The sight of the syringes always made my heart jump. You’d want to inject it right away – get it in you and then get rid of the evidence. Sometimes del Moral would give the shot, sometimes we’d do it ourselves, whatever was fastest. And we were fast – it took thirty seconds at most. You didn’t have to be precise: arm, belly, anywhere would do. We got into the habit of putting out used syringes in an empty Coke can. The syringes fit neatly through the opening – plonk, plonk, plonk – you could hear the needles rattle. And we treated that Coke can with respect. It was the Radioactive Coke Can, the one that could end out Tour, ruin the team, and our careers, maybe land us in a French jail. Once the syringes were inside, we’d crush it, dent it, make it look like trash. Then del Moral would tuck the Coke can at the bottom of his backpack, put on aviator sunglasses, open that flimsy caper door, and walk into the crowd of fans, journalists, Tour officials, even police, who were packed around the bus. They were all watching for Lance. Nobody saw the anonymous guy with the backpack, who walked quietly through them, invisible.
In the stage 8 time trial Lance did well, winning over Zulle by nearly a minute (I didn’t do too badly, finishing fifth). But it was stage 9 that everybody was waiting for – the climb to Sestrière. The first big climb of the Tour is a coming-out party, the moment the race really begins. Everybody’s watching because this is when the Tour contenders finally show their cards.
The morning was cold and rainy. The early part of the race brought lots of attacks; everybody was trying to prove himself. Frankie did a magnificent job as road captain, watching the potential breakaways like a hawk, making sure we didn’t let any contenders get away. We protected Lance as long as we could, then fell back, leaving him with an elite group of contenders. A few long-shot guys broke away; then Escartín and Gotti, who were thought of as the best climbers, took off after them. The script of the race looked clear: Lance had done well, but now it was time for the real climbers to take over.
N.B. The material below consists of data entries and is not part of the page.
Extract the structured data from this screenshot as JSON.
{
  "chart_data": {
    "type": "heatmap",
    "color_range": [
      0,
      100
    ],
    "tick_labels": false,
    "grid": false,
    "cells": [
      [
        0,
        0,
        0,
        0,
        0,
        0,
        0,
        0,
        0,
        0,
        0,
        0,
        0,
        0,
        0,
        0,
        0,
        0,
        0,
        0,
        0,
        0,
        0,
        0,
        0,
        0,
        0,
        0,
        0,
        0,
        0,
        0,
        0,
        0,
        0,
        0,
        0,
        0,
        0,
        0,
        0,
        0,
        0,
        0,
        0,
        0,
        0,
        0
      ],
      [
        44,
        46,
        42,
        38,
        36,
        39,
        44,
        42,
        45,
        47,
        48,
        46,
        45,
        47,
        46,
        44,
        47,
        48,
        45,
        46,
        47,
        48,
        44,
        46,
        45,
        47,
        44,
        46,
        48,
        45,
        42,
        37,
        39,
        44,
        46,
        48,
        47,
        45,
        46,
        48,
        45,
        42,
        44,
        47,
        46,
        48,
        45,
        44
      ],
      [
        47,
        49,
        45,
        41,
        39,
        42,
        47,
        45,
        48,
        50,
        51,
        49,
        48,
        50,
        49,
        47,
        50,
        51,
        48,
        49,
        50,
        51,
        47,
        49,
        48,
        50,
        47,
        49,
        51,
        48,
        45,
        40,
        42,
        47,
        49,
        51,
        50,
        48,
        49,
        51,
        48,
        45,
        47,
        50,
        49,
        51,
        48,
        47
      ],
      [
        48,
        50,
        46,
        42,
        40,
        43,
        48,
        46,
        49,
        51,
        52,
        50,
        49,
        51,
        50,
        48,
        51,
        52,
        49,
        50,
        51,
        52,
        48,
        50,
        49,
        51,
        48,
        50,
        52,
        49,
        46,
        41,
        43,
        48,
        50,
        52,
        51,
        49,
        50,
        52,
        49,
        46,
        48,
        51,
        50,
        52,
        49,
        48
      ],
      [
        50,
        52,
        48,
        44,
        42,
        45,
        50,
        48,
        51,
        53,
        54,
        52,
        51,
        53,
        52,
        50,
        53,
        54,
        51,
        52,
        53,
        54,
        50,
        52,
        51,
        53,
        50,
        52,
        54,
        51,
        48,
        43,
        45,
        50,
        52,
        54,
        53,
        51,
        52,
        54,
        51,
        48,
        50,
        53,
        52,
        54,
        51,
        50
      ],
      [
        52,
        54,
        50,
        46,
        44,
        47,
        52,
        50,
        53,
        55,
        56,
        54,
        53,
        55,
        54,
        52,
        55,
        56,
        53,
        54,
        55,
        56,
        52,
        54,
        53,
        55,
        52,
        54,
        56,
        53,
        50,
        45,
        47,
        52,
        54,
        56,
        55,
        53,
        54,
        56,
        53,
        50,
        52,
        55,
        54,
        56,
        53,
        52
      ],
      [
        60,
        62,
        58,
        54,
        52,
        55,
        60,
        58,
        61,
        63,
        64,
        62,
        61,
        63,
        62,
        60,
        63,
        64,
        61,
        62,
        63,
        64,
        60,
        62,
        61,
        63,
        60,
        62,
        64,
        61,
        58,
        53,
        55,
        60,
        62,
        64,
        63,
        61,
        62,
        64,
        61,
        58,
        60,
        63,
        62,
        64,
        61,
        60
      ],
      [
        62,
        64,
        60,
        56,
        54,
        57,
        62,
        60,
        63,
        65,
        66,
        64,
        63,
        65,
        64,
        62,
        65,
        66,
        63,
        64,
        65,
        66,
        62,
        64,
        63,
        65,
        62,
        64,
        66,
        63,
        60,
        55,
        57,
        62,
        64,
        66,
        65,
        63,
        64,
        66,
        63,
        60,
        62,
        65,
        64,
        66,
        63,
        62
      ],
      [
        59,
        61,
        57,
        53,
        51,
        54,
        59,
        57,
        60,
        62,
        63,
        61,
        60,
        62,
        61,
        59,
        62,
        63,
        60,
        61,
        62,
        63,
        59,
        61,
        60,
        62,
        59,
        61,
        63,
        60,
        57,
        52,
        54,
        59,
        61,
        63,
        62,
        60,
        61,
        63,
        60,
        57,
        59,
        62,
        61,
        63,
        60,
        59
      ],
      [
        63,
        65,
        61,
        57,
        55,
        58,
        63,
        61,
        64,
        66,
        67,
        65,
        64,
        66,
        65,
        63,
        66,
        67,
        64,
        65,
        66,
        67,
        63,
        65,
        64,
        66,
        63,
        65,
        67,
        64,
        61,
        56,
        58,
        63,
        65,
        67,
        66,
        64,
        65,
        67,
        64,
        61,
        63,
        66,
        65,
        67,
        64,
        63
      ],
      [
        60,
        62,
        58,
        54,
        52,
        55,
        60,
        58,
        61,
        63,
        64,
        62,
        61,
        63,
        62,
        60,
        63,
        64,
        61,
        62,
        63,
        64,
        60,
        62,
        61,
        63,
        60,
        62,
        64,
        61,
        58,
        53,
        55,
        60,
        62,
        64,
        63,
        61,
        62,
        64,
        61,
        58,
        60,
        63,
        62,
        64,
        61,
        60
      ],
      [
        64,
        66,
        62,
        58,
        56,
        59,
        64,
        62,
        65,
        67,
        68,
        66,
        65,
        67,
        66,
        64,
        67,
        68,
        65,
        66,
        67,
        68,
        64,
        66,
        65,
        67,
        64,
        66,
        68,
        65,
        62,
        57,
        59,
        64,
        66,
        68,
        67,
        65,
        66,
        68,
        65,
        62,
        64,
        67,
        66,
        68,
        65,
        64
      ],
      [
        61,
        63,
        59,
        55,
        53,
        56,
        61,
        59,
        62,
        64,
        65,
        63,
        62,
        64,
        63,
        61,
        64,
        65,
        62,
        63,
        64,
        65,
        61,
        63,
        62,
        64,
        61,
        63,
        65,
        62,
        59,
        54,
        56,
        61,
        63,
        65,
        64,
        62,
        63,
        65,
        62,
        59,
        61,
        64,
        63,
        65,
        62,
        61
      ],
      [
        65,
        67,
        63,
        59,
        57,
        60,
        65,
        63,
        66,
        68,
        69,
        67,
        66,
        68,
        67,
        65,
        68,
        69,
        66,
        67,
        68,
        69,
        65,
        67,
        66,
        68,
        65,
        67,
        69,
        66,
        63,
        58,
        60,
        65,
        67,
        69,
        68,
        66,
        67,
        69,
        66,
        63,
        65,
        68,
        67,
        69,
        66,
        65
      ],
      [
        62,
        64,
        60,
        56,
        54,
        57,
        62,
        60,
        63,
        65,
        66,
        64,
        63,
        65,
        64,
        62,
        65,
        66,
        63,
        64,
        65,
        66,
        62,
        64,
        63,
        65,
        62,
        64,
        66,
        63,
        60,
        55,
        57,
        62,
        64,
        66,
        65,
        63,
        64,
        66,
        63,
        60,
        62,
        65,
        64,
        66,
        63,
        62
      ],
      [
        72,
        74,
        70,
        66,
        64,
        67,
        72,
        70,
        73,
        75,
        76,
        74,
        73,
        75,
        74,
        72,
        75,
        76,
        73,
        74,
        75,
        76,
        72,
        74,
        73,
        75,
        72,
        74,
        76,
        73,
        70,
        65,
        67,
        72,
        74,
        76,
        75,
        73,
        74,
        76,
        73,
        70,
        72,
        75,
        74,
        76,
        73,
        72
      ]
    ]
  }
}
Escartín or Gotti would most likely win.
Then, with about eight kilometers left, something unexpected happened: Lance attacked, rode down Escartín and Gotti, and soloed away to take the stage win. I knew Lance was going well; I could hear the roar ahead of me on the road, and I could hear Johan and Thom Weisel shouting jubilantly over the team radio. But it wasn’t until that night, when I saw the highlights on television, that I realized how strong Lance had been.
“Armstrong has just ridden across like they were standing still!” commentator Paul Sherwin shouted. Lance’s attack on Escartín and Gotti was even more impressive because of the way he did it – not standing, as most attackers do, but sitting down. His cadence barely changed. He just kept riding, churning that gear, and the other riders fell away. I knew how strong Lance was – we’d trained next to each other, day after day. But this got my attention, just like it got everyone else’s. This was a new Lance, one I hadn’t seen before. He was on a different level.
Tyler Hamilton & Daniel Coyle, The Secret Race 91-93 Bantam (2012).